Add development memo about stemming JS code, acceleration tips about stemming, small bug fix

2025-02-25 18:55:22 -06:00 · 2014-01-22 02:12:04 -08:00 · 2014-01-22 02:12:04 -08:00 · 6bda4586bd
commit 6bda4586bd
parent 18722362db
3 changed files with 22 additions and 1 deletions
--- a/doc/config.rst
+++ b/doc/config.rst
@ -747,6 +747,15 @@ that use Sphinx' HTMLWriter class.
   * ``sv`` -- Swedish
   * ``tr`` -- Turkish

+   .. admonition:: Accelerate build speed
+
+      Each language (except Japanese) provides its own stemming algorithm.
+      Sphinx uses Python implementation by default.

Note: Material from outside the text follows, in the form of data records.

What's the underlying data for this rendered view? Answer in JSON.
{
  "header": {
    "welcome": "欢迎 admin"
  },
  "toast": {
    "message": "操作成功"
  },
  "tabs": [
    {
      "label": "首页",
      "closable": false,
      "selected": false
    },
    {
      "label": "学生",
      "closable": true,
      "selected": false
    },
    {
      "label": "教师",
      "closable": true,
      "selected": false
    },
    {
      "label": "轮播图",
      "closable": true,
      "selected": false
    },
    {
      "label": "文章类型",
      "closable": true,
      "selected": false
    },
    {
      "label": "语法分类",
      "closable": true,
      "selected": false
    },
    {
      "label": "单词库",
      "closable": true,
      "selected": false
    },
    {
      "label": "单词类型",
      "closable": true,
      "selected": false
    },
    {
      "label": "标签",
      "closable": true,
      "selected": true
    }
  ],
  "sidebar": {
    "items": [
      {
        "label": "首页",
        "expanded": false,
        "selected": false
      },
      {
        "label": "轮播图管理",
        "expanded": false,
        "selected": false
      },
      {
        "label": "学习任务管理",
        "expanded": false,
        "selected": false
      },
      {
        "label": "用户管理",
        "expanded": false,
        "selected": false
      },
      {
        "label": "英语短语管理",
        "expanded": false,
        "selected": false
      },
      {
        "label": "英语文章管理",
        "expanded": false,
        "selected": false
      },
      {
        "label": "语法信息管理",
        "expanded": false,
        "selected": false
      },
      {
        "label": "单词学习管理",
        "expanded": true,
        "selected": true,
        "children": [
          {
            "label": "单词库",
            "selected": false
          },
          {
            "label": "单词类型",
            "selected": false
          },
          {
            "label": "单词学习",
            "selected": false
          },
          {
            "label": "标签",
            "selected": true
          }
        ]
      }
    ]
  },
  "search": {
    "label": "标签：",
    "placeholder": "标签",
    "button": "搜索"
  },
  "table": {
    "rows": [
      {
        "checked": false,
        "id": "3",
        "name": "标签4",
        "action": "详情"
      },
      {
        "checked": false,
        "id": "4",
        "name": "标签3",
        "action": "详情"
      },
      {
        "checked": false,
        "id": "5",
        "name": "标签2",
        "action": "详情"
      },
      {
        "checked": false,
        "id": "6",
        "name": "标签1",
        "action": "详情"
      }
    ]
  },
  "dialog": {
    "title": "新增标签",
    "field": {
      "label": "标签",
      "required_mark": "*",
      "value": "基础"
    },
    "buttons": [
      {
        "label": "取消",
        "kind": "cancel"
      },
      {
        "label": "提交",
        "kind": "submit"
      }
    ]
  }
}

You can use
+      C implementation to accelerate building the index file.
+
+      * `PorterStemmer <https://pypi.python.org/pypi/PorterStemmer>`_ (`en`)
+      * `PyStemmer <https://pypi.python.org/pypi/PyStemmer>`_ (all languages)
+
   .. versionadded:: 1.1

   .. versionchanged:: 1.3
--- a/doc/devguide.rst
+++ b/doc/devguide.rst
@ -243,3 +243,15 @@ Debugging Tips

 * Set the debugging options in the `Docutils configuration file
  <http://docutils.sourceforge.net/docs/user/config.html>`_.
+
+* JavaScript stemming algorithms in `sphinx/search/*.py` (except `en.py`) are
+  genereted by
+  `modified snowballcode generator <https://github.com/shibukawa/snowball>`_.
+  Generated `JSX <http://jsx.github.io/>`_ files are
+  in `this repository <https://github.com/shibukawa/snowball-stemmer.jsx>`_.
+  You can get resulting JavaScript files by the following command:
+
+  .. code-block:: bash
+
+     $ npm install
+     $ node_modules/.bin/grunt build # -> dest/*.global.js
--- a/sphinx/search/init.py
+++ b/sphinx/search/init.py
@ -89,7 +89,7 @@ var Stemmer = function() {
        Return true if the target word should be registered in the search index.
        This method is called after stemming.
        """
-        return not (((len(word) < 3) and (12353 < ord(word[0]) < 12436)) or
+        return len(word) == 0 or not (((len(word) < 3) and (12353 < ord(word[0]) < 12436)) or
            (ord(word[0]) < 256 and (len(word) < 3 or word in self.stopwords or
                                     word.isdigit())))